As a manager, Manuel would be in position to recruit players from baseball’s various youth programs, make a difference in their lives academically and in some cases prepare them to play professionally.

“He’s a former big-league manager. He could probably do things with a higher profile,” said Tony Reagins, the former Angels GM who is baseball’s senior vice-president of youth programs.

“For him to take a step back and say, ‘I want to help these young people get the opportunity,’ it’s pretty important.”

To hear Manuel tell it, he had no choice.

“I know I have to go down this path,” he said. “I can’t expect anybody else to do this.”

 

Kyle Schwarber (Christian Petersen/Getty Images)

 

One rival executive said that he is “100 percent” certain the Cubs will keep Kyle Schwarber, no matter how many times the Yankees ask for the slugger in a trade for Andrew Miller.

Schwarber is the Yankees’ principal target, according to ESPN, but the Cubs love Schwarber’s makeup and left-handed power, and think he could develop into one of the 10 best hitters in the game.

The exec cited another possible motivation for the Cubs to hold on to Schwarber as well.

Cubs third baseman Kris Bryant, shortstop Addison Russell and center fielder Albert Almora Jr. all are represented by Scott Boras, who generally prefers his clients to shun contract extensions in favor of establishing their values on the open market.

This is hardly an immediate concern: Bryant and Russell are not eligible for free agency until after the 2021 season. But perhaps the Cubs are more confident they could strike a long-term deal with Schwarber, who is represented by Excel Sports.

 

 

At first glance, the Astros’ signing of Cuban free agent Yulieski Gurriel would figure to make the team more open to moving Triple A third baseman Colin Moran.

Gurriel mostly has played third, and the Astros’ top offensive prospect, shortstop Alex Bregman, could move to the outfield next season because the team’s infield is so crowded.

Moran, though, offers something the Astros mostly lack going forward — a left-handed bat. Gurriel and Bregman both are right-handed. So are second baseman Jose Altuve, shortstop Carlos Correa and right fielder George Springer. Among the team’s other controllable hitters, only first baseman A.J. Reed bats left.

Colin Moran (Sean M. Haffey/Getty Images)

The Astros, by the way, loved what they heard about Gurriel’s makeup, and believe that at 32 he could serve as a role model for the team’s core offensive players, all of whom are 26 or younger.

Right-handers Doug Fister, 33, and Scott Feldman, 32, fill that type of role for the pitching staff, and lefty Dallas Keuchel, 28, also is exceptionally mature.

 

 

The Orioles, as they search for a starting pitcher, are in roughly the same position as the Marlins, who one rival executive says will be unable to obtain anything more than a rental unless they trade off their major-league roster.

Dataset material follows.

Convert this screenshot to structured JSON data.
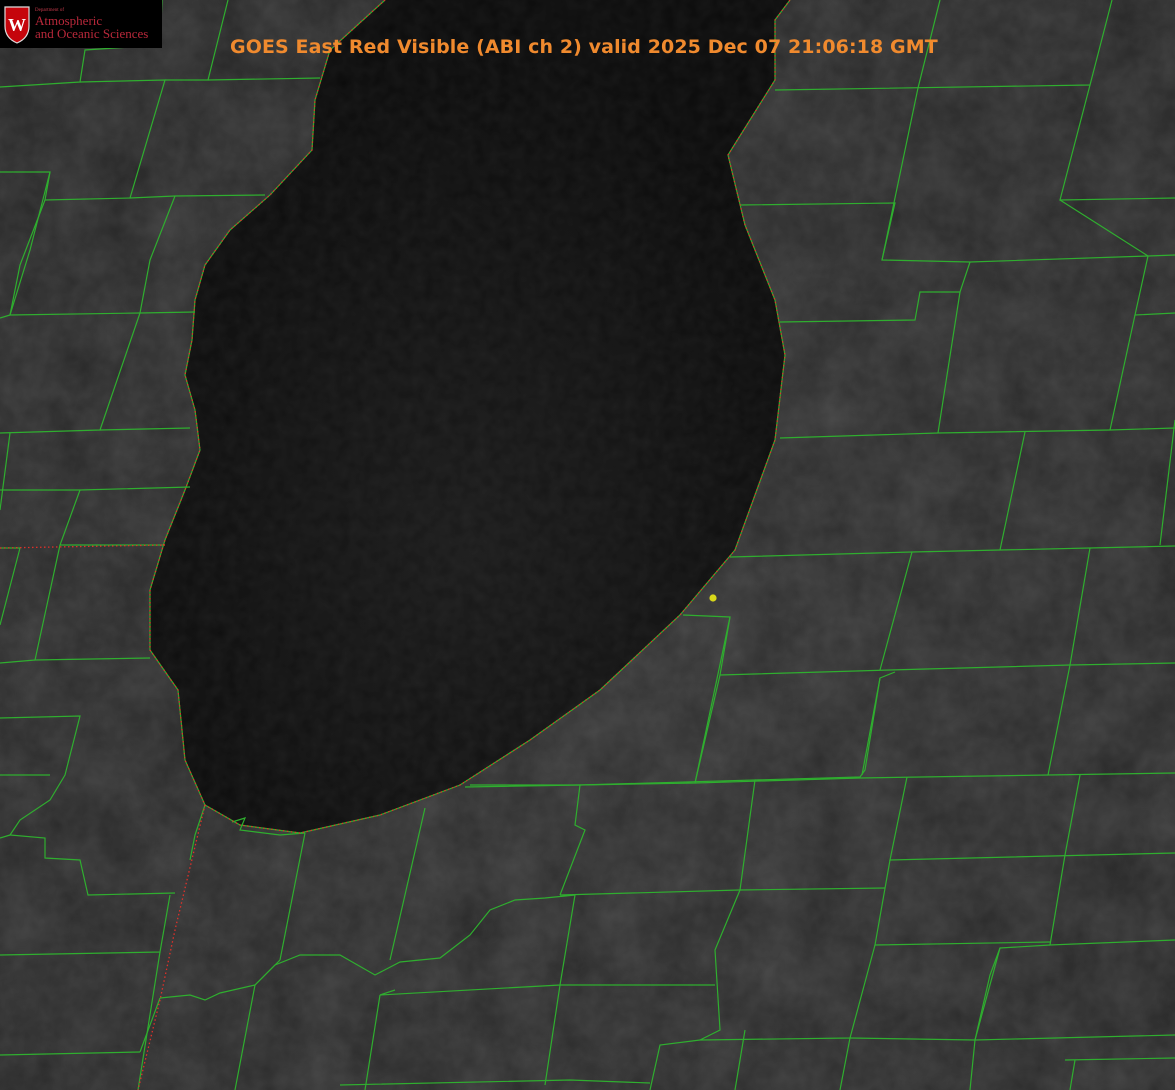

The problem for the Orioles is that a back-end, potential free-agent starter from the NL — say, Phillies right-hander Jeremy Hellickson, Rockies lefty Jorge de la Rosa or even Padres righty Andrew Cashner — might get chewed up in the AL East.

The O’s have been open to trading right-hander Dylan Bundy in the past, and perhaps the only way for them to land a controllable starter would be by dangling him again.

Such a move, though, could prove counter-productive.

Dylan Bundy (Rick Yeatts/Getty Images)

Bundy, after throwing just 63 1/3 innings the past three seasons due to injuries, will need to be handled carefully for the rest of the season, whether he remains in the rotation or returns to the bullpen. But team officials rave about his baseball IQ, and believe that he will be even better next season once they allow him to resume throwing his slider.

The Tigers also are in a difficult position as they look for a starter; their best prospects are at the lower levels, and their payroll already is at nearly $200 million. Then again, who knows what owner Mike Ilitch might do if the team remains in contention?

“Their budget is a moving number,” one rival executive cracked. “And it usually moves north.”